What are the best cities to be a foodie?
I have a bunch of them...
- Singapore - The hawker centres are legendary, and both Chinatown and Little India are contenders. Mustafa Kebabs and Curries in the Mustafa Centre and Muthu Curry (specifically for fish head) have some of the best Indian food outside of India.
- Taipei and Kaohsiung - Specifically for the night markets. I could easily eat dinner in the night market every single night. Fried pork chops in Taiwan - the food equivalent of heroin. It may be apocryphal, but some Taiwanese say that the Chinese food in Taiwan is closer to true Chinese cuisine. The reason? When the Nationalists fled to Taiwan, the chefs from all regions of China left too. Is it true? possibly not. However, the Chinese food, from just about every region of China, is there on this small island. Almost everywhere is good... bad restaurants simply do not stay in business very long there.
- Tokyo - Quite simply, Japanese food abroad is never the same as in Japan. Until you eat Japanese food in Japan, you have never really eaten Japanese food.
- Hanoi - Vietnamese food at its finest. It ain't your neighborhood Pho stall. Quon an Ngoc and their 50 pages deep menu are always worth the trip.
- Busan - The Haeundae night market has "grandma" style Korean food. You will never eat kimchi from a bottle again. The pure vegetarian restaurants attached to temples are completely unique, offering Korean food that is rarely seen outside of Korea. Again, though bibimbap and the like have gotten trendy abroad, the real thing is so much better.
- Ahmedabad - Gujarati food offers their version of Thali. Pure vegetarian in Gandhi country, and a thing of beauty. Though your local curry house offers a North or South Indian thali, or you can order thail elsewhere in India, it will bear no resemblance to the true Gujarati style. Always "all you can eat", pots of different food are brought to your table. Some of the better restaurants offer as many as 50 dishes in a single meal.

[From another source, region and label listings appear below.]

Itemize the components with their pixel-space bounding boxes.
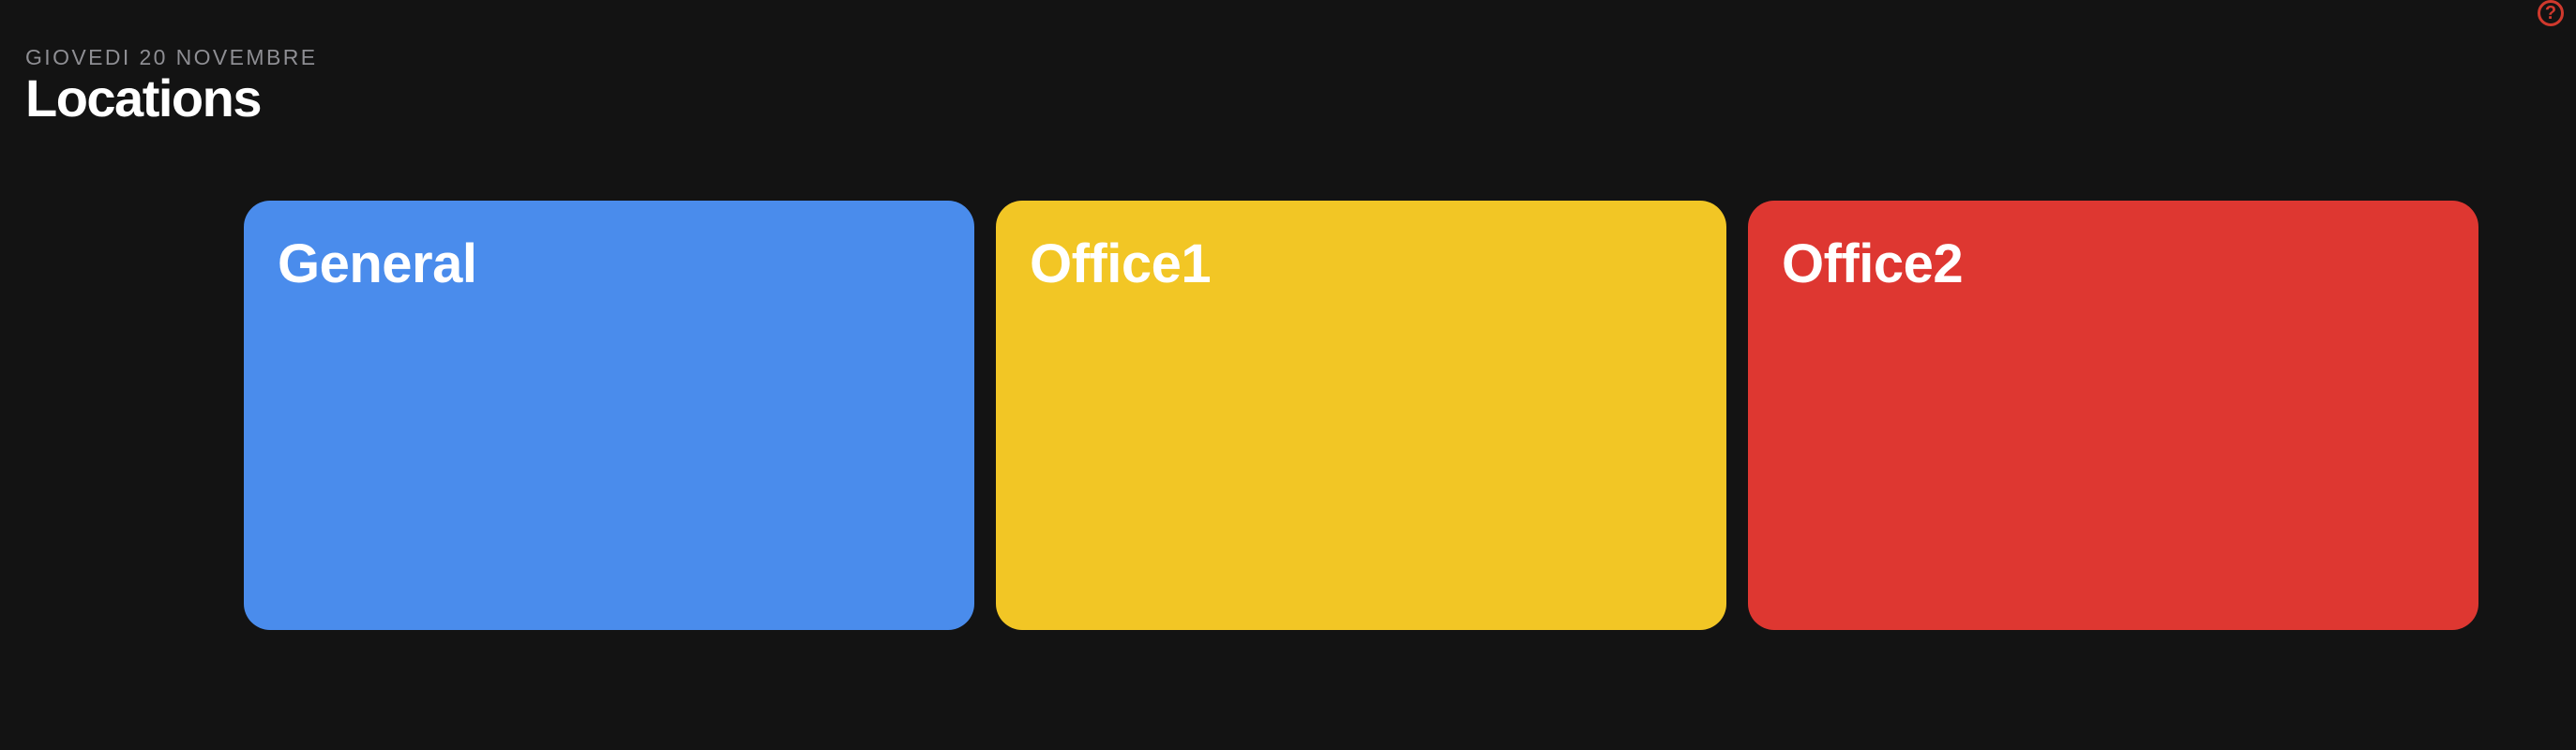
location-card-office2[interactable]: Office2 <box>1748 201 2478 630</box>
location-card-label: General <box>278 233 477 294</box>
location-card-office1[interactable]: Office1 <box>996 201 1726 630</box>
date-label: GIOVEDI 20 NOVEMBRE <box>25 45 318 69</box>
location-card-label: Office1 <box>1030 233 1212 294</box>
locations-screen: ? GIOVEDI 20 NOVEMBRE Locations General … <box>0 0 2576 750</box>
location-card-label: Office2 <box>1782 233 1964 294</box>
page-title: Locations <box>25 68 262 128</box>
location-cards: General Office1 Office2 <box>244 201 2478 630</box>
page-header: GIOVEDI 20 NOVEMBRE Locations <box>25 45 317 127</box>
location-card-general[interactable]: General <box>244 201 974 630</box>
help-icon[interactable]: ? <box>2538 0 2564 26</box>
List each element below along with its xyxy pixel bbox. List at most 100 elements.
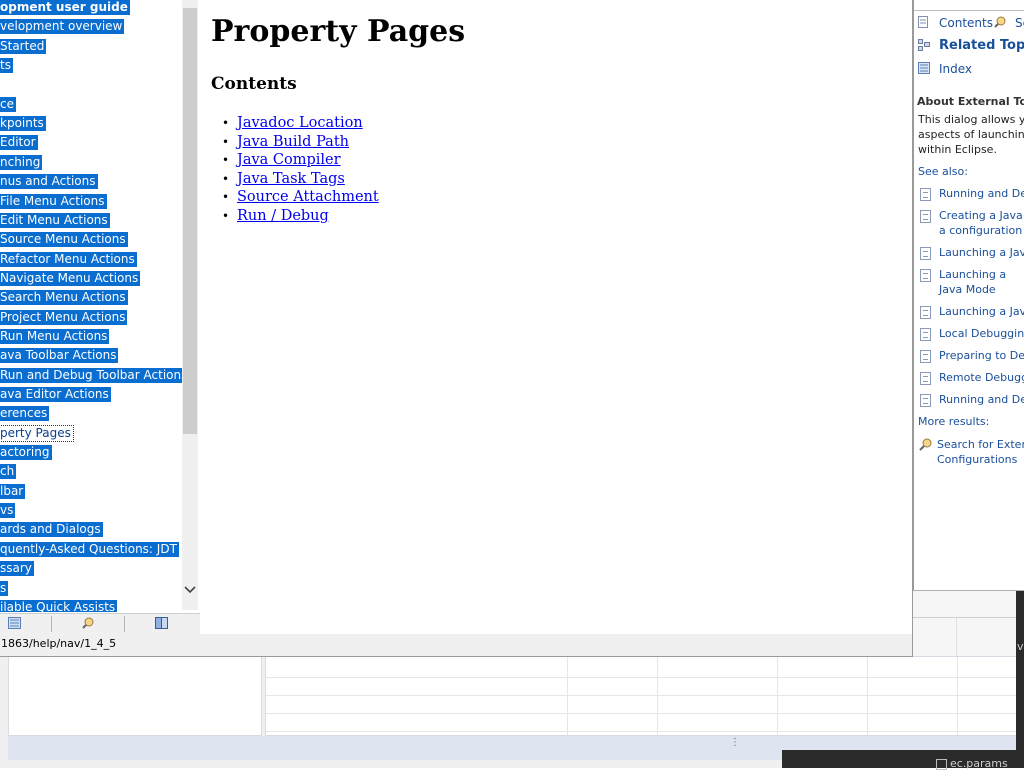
bookmarks-tab-icon: [155, 617, 168, 629]
search-external-text: Search for Extern Configurations: [937, 438, 1024, 466]
about-description: This dialog allows yo aspects of launchi…: [918, 113, 1024, 156]
toc-navigation-pane: opment user guide velopment overview Start…: [0, 0, 200, 612]
content-link[interactable]: Java Compiler: [236, 152, 341, 168]
toc-item[interactable]: Run Menu Actions: [0, 328, 110, 344]
table-col-line: [567, 657, 568, 735]
toc-item[interactable]: ava Toolbar Actions: [0, 348, 119, 364]
toc-item[interactable]: ava Editor Actions: [0, 387, 111, 402]
content-list-item: • Java Build Path: [222, 133, 379, 152]
toc-item[interactable]: s: [0, 580, 9, 596]
toc-item[interactable]: Run and Debug Toolbar Actions: [0, 367, 190, 383]
related-topics-label: Related Topics: [939, 38, 1024, 53]
workbench-right-area: [912, 590, 1016, 656]
toc-item[interactable]: perty Pages: [0, 424, 74, 442]
chevron-down-icon[interactable]: [182, 582, 198, 600]
document-icon: [920, 269, 931, 282]
index-label: Index: [939, 62, 973, 76]
toc-item[interactable]: ch: [0, 464, 17, 480]
toc-item[interactable]: nus and Actions: [0, 174, 98, 190]
table-col-line: [777, 657, 778, 735]
toc-item[interactable]: Edit Menu Actions: [0, 212, 110, 228]
see-also-link-text: Launching a Java: [939, 246, 1024, 259]
index-icon: [918, 62, 930, 74]
content-link[interactable]: Java Task Tags: [236, 171, 345, 187]
search-label: Se: [1015, 16, 1024, 30]
toc-item[interactable]: [0, 77, 2, 92]
toc-item[interactable]: ssary: [0, 561, 34, 577]
file-icon: [936, 759, 947, 770]
see-also-link-text: Preparing to Deb: [939, 349, 1024, 362]
toc-item[interactable]: Navigate Menu Actions: [0, 270, 141, 286]
bullet-icon: •: [222, 171, 230, 186]
toc-item[interactable]: velopment overview: [0, 19, 125, 35]
toc-item[interactable]: Project Menu Actions: [0, 309, 128, 325]
bullet-icon: •: [222, 190, 230, 205]
content-list-item: • Java Task Tags: [222, 170, 379, 189]
content-link[interactable]: Source Attachment: [236, 189, 379, 205]
document-icon: [920, 394, 931, 407]
toc-item[interactable]: kpoints: [0, 116, 46, 132]
toc-item[interactable]: Refactor Menu Actions: [0, 251, 137, 267]
toc-item[interactable]: lbar: [0, 483, 26, 499]
document-icon: [920, 210, 931, 223]
more-results-label: More results:: [918, 415, 990, 428]
content-list-item: • Source Attachment: [222, 188, 379, 207]
related-topics-icon: [918, 39, 930, 51]
content-link[interactable]: Run / Debug: [236, 208, 329, 224]
toc-scrollbar[interactable]: ▴: [182, 0, 198, 610]
contents-label: Contents: [939, 16, 993, 30]
resize-grip-icon[interactable]: ⋮: [730, 738, 740, 748]
dark-view-edge: [1016, 590, 1024, 768]
bullet-icon: •: [222, 134, 230, 149]
see-also-label: See also:: [918, 165, 968, 178]
help-window: opment user guide velopment overview Start…: [0, 0, 913, 657]
document-icon: [920, 188, 931, 201]
toc-item[interactable]: opment user guide: [0, 0, 130, 15]
search-icon: [919, 438, 932, 451]
toc-item[interactable]: ards and Dialogs: [0, 522, 103, 538]
content-list-item: • Java Compiler: [222, 151, 379, 170]
document-icon: [920, 372, 931, 385]
toc-item[interactable]: ilable Quick Assists: [0, 599, 118, 612]
table-col-line: [657, 657, 658, 735]
file-label[interactable]: ec.params: [950, 757, 1008, 770]
view-toolbar-edge: [914, 0, 1024, 11]
toc-item[interactable]: ts: [0, 58, 13, 74]
toc-item[interactable]: vs: [0, 503, 16, 519]
toc-item[interactable]: erences: [0, 406, 50, 422]
bullet-icon: •: [222, 153, 230, 168]
help-status-bar: 1863/help/nav/1_4_5: [0, 634, 912, 656]
table-col-line: [867, 657, 868, 735]
toc-item[interactable]: ce: [0, 96, 16, 112]
content-link[interactable]: Java Build Path: [236, 134, 349, 150]
workbench-table-panel: [265, 656, 1017, 736]
workbench-left-panel: [8, 656, 262, 736]
toc-item[interactable]: nching: [0, 154, 43, 170]
table-col-line: [957, 657, 958, 735]
about-heading: About External Tool: [917, 95, 1024, 108]
toc-item[interactable]: actoring: [0, 445, 52, 461]
see-also-link-text: Running and De: [939, 187, 1024, 200]
toc-item[interactable]: Source Menu Actions: [0, 232, 128, 248]
search-results-tab-icon: [82, 617, 94, 629]
toc-item[interactable]: File Menu Actions: [0, 193, 107, 209]
table-row-line: [266, 731, 1016, 732]
search-results-tab[interactable]: [52, 614, 100, 634]
see-also-link-text: Remote Debugg: [939, 371, 1024, 384]
toc-item[interactable]: Editor: [0, 135, 38, 151]
toc-item[interactable]: Started: [0, 38, 47, 54]
document-icon: [920, 350, 931, 363]
page-title: Property Pages: [211, 14, 466, 49]
scrollbar-thumb[interactable]: [183, 8, 197, 434]
contents-icon: [918, 16, 928, 28]
search-icon: [994, 16, 1006, 28]
toc-item[interactable]: Search Menu Actions: [0, 290, 128, 306]
document-icon: [920, 328, 931, 341]
divider: [956, 618, 957, 656]
scroll-up-icon[interactable]: ▴: [182, 0, 198, 3]
see-also-link-text: Creating a Java a configuration: [939, 209, 1023, 237]
contents-tab[interactable]: [0, 614, 48, 634]
toc-item[interactable]: quently-Asked Questions: JDT: [0, 541, 179, 557]
bookmarks-tab[interactable]: [125, 614, 173, 634]
content-link[interactable]: Javadoc Location: [236, 115, 363, 131]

- Hong Kong - The home of dim sum. Any Cantonese restaurant will be good. Period. It is impossible to go to Hong Kong and not like the food.
- Istanbul - If you go during Ramadan, the Turkish Iftar meals are about as good as eating gets. The bread. The mezze. The mains. Special Ramadan desserts. Time to loosen the belt a notch. I was in Istanbul a few years ago during Ramadan, and my hotel was next to a very large park. Just before sunset, hundreds of families were setting up their BBQ and picnics so that they could break the fast. I was walking to a restaurant, and on the way, I received no less than 15 invitations from different families to join them. I never did reach the restaurant. I was too full from true Turkish hospitality!
- Bavaria - Not a city, but the German State offers some of the best "beer, pork, cabbage" trifecta that you will ever experience. Bavarian spaetzle with cheese and butter is so delicious and bad for you, it needs to come with a health warning. You cannot eat Bavarian food without a beer. Impossible. They go together.
- Gdansk - A little Polish. A little German. A bowl of bigos on a cold winter day? That is the very definition of "comfort" food. Finally, nobody, and I mean nobody, cooks like a Polish grandma. Find a little restaurant where families go on Sunday afternoon, and you will eat.... Nothing fancy, but very, very well.
- Paris (and the rest of France, for that matter) - If you need to ask... The best bread. The best pastries. The best cheese. The best wine. The best sausages. Some fantastic beef. There is a reason chefs all head to France.
- New York - Deli, pizza, hot dogs. Food from every other nation on Earth. I would kill for a Katz's pastrami on rye right now!
- Chicago - Underappreciated as the little brother of New York, Chicago has some unique interpretations of Hot dogs, Pizza, and BBQ.